1. Réduction du taux de conversion alimentaire et économies sur les aliments
Selon des données expérimentales fiables, lorsque l’oxygène dissous dans l’eau passe de 4 mg/L à 3 mg/L, le taux de conversion alimentaire des poissons double. Cela signifie que, dans un environnement pauvre en oxygène, il faut doubler la quantité d’aliments pour obtenir la même quantité de viande, entraînant un gaspillage économique considérable.
2. Accélération du cycle de croissance
Les poissons élevés dans une eau à 7 mg/L d’oxygène dissous croissent 20 % à 30 % plus vite que ceux en milieu à 4 mg/L. Un oxygène suffisant stimule le métabolisme des organismes élevés, raccourcit le cycle de sortie d’étang et améliore le taux de rotation du capital.

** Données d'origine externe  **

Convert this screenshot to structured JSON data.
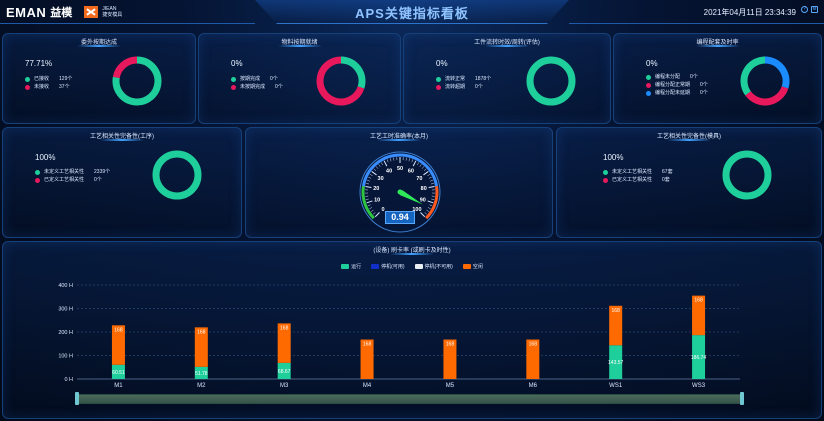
{
  "header": {
    "logo_text": "EMAN",
    "logo_cn": "益模",
    "partner_text_top": "JIEAN",
    "partner_text_bottom": "捷安模具",
    "title": "APS关键指标看板",
    "datetime": "2021年04月11日 23:34:39",
    "help_icon": "?",
    "settings_icon": "⚙"
  },
  "panels": {
    "p1": {
      "title": "委外按期达成",
      "percent": "77.71%",
      "legend": [
        {
          "label": "已接收",
          "value": "129个",
          "color": "#1fcf9b"
        },
        {
          "label": "未接收",
          "value": "37个",
          "color": "#e8185d"
        }
      ]
    },
    "p2": {
      "title": "物料按期就绪",
      "percent": "0%",
      "legend": [
        {
          "label": "按期完成",
          "value": "0个",
          "color": "#1fcf9b"
        },
        {
          "label": "未按期完成",
          "value": "0个",
          "color": "#e8185d"
        }
      ]
    },
    "p3": {
      "title": "工件流转时效/周转(评估)",
      "percent": "0%",
      "legend": [
        {
          "label": "流转正常",
          "value": "1878个",
          "color": "#1fcf9b"
        },
        {
          "label": "流转超期",
          "value": "0个",
          "color": "#e8185d"
        }
      ]
    },
    "p4": {
      "title": "编程配套及时率",
      "percent": "0%",
      "legend": [
        {
          "label": "编程未分配",
          "value": "0个",
          "color": "#1fcf9b"
        },
        {
          "label": "编程分配正常期",
          "value": "0个",
          "color": "#e8185d"
        },
        {
          "label": "编程分配未延期",
          "value": "0个",
          "color": "#1a8cff"
        }
      ]
    },
    "p5": {
      "title": "工艺相关性完备性(工序)",
      "percent": "100%",
      "legend": [
        {
          "label": "未定义工艺相关性",
          "value": "2339个",
          "color": "#1fcf9b"
        },
        {
          "label": "已定义工艺相关性",
          "value": "0个",
          "color": "#e8185d"
        }
      ]
    },
    "p6": {
      "title": "工艺工时准确率(本月)",
      "gauge_value": "0.94",
      "gauge_ticks": [
        "0",
        "10",
        "20",
        "30",
        "40",
        "50",
        "60",
        "70",
        "80",
        "90",
        "100"
      ]
    },
    "p7": {
      "title": "工艺相关性完备性(模具)",
      "percent": "100%",
      "legend": [
        {
          "label": "未定义工艺相关性",
          "value": "67套",
          "color": "#1fcf9b"
        },
        {
          "label": "已定义工艺相关性",
          "value": "0套",
          "color": "#e8185d"
        }
      ]
    }
  },
  "donuts": [
    {
      "id": "d1",
      "segments": [
        {
          "value": 77.71,
          "color": "#1fcf9b"
        },
        {
          "value": 22.29,
          "color": "#e8185d"
        }
      ]
    },
    {
      "id": "d2",
      "segments": [
        {
          "value": 30,
          "color": "#1fcf9b"
        },
        {
          "value": 70,
          "color": "#e8185d"
        }
      ]
    },
    {
      "id": "d3",
      "segments": [
        {
          "value": 100,
          "color": "#1fcf9b"
        }
      ]
    },
    {
      "id": "d4",
      "segments": [
        {
          "value": 30,
          "color": "#1a8cff"
        },
        {
          "value": 35,
          "color": "#e8185d"
        },
        {
          "value": 35,
          "color": "#1fcf9b"
        }
      ]
    },
    {
      "id": "d5",
      "segments": [
        {
          "value": 100,
          "color": "#1fcf9b"
        }
      ]
    },
    {
      "id": "d7",
      "segments": [
        {
          "value": 100,
          "color": "#1fcf9b"
        }
      ]
    }
  ],
  "chart": {
    "title": "(设备) 刷卡率 (或刷卡及时性)",
    "legend": [
      {
        "label": "运行",
        "color": "#1fcf9b"
      },
      {
        "label": "停机(可用)",
        "color": "#1030c8"
      },
      {
        "label": "停机(不可用)",
        "color": "#e9eef5"
      },
      {
        "label": "空闲",
        "color": "#ff6a00"
      }
    ]
  },
  "chart_data": {
    "type": "bar",
    "categories": [
      "M1",
      "M2",
      "M3",
      "M4",
      "M5",
      "M6",
      "WS1",
      "WS3"
    ],
    "series": [
      {
        "name": "运行",
        "values": [
          60.51,
          51.78,
          68.67,
          0,
          0,
          0,
          143.57,
          186.74
        ]
      },
      {
        "name": "空闲",
        "values": [
          168,
          168,
          168,
          168,
          168,
          168,
          168,
          168
        ]
      }
    ],
    "stacked": true,
    "yticks": [
      "0 H",
      "100 H",
      "200 H",
      "300 H",
      "400 H"
    ],
    "ylim": [
      0,
      400
    ],
    "grid": true
  }
}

3. Renforcement de l’immunité et du taux de survie
Lorsque l’oxygène dissous dépasse 5 mg/L, les poissons et crevettes ont un bon appétit et leur système immunitaire est optimal. À l’inverse, une hypoxie prolongée entraîne une hypoxie physiologique, des remontées en surface et même une mortalité massive. Maintenir l’oxygène dissous entre 5 mg/L et 7 mg/L constitue donc la « norme d’or » pour obtenir un haut rendement dans l’aquaculture moderne intensive.

Lors du suivi réel, les lectures d’oxygène dissous sont perturbées par divers facteurs physiques. Comprendre ces facteurs est la condition préalable pour choisir un équipement de surveillance adapté.

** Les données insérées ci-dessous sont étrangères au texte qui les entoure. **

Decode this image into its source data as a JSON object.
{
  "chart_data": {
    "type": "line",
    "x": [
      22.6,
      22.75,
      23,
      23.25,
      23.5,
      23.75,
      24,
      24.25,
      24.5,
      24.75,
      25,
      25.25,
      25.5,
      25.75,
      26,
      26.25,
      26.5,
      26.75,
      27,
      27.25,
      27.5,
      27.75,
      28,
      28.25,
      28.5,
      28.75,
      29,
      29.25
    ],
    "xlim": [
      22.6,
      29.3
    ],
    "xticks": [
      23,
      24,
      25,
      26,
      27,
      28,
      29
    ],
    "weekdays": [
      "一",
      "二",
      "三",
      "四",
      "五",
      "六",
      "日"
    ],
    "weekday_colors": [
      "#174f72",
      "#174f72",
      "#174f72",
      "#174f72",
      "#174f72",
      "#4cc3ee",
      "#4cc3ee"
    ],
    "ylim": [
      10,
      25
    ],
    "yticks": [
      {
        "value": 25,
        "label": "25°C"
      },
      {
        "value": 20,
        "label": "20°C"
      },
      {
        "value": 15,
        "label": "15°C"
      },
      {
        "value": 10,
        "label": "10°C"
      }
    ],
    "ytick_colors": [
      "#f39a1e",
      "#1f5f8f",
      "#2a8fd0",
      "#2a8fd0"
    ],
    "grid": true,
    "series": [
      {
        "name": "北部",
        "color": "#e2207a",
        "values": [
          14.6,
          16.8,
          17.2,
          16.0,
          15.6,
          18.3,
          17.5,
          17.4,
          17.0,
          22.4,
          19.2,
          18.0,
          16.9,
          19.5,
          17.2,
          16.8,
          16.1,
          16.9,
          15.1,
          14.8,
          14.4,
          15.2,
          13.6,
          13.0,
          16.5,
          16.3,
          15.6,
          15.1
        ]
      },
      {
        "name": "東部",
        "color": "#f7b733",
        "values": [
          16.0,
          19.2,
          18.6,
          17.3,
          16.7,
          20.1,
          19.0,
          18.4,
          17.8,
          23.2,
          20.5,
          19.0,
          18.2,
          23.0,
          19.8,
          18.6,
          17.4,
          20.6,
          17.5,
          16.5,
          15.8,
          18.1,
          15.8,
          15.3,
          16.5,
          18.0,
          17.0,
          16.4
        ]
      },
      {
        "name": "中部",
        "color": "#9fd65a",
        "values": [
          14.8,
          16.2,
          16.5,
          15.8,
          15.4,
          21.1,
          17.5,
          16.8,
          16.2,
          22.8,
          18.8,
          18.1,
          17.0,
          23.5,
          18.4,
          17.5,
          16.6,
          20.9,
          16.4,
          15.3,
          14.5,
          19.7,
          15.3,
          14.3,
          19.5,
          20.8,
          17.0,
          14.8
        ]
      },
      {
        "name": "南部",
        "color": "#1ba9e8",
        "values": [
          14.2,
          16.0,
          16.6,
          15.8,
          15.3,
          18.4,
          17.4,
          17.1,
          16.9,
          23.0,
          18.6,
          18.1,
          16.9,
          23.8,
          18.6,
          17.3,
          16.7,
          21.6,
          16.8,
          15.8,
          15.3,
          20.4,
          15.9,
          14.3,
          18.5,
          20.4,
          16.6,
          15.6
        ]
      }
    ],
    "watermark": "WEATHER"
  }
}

La température exerce une double influence sur l’oxygène dissous :
Influence physique : L’eau chaude présente une solubilité en oxygène bien inférieure à celle de l’eau froide. À mesure que la température augmente, les molécules d’oxygène gagnent de l’énergie cinétique et s’échappent plus facilement à la surface.
Influence sur le capteur : Pour les capteurs optiques, les variations de température affectent le taux de diffusion des substances fluorescentes. Pour chaque degré d’augmentation ou de diminution, le taux de diffusion varie d’environ 1,5 %. C’est pourquoi les capteurs NiuBoL intègrent tous des thermistances haute précision pour une compensation automatique en température via des algorithmes logiciels, garantissant l’authenticité des données.
Lorsque la teneur en sel augmente, la force de liaison entre les molécules d’eau et les ions se renforce, comprimant l’espace disponible pour les molécules d’oxygène et réduisant la solubilité. Par exemple, à la même pression atmosphérique, l’eau douce à 25 °C contient environ 8,26 mg/L d’oxygène dissous, tandis que l’eau de mer (36 ppt) à la même température n’en contient que 6,72 mg/L. Dans l’aquaculture marine, une compensation manuelle ou algorithmique de la salinité est indispensable.
La pression atmosphérique influence directement la force motrice de l’infiltration d’oxygène dans l’eau. En altitude, bien que la proportion d’oxygène dans l’air reste d’environ 21 %, la pression totale diminue, entraînant une réduction de la pression partielle d’oxygène. Un échantillon d’eau saturé à 100 % au niveau de la mer affiche des valeurs de saturation nettement plus faibles à plus de 1000 mètres d’altitude.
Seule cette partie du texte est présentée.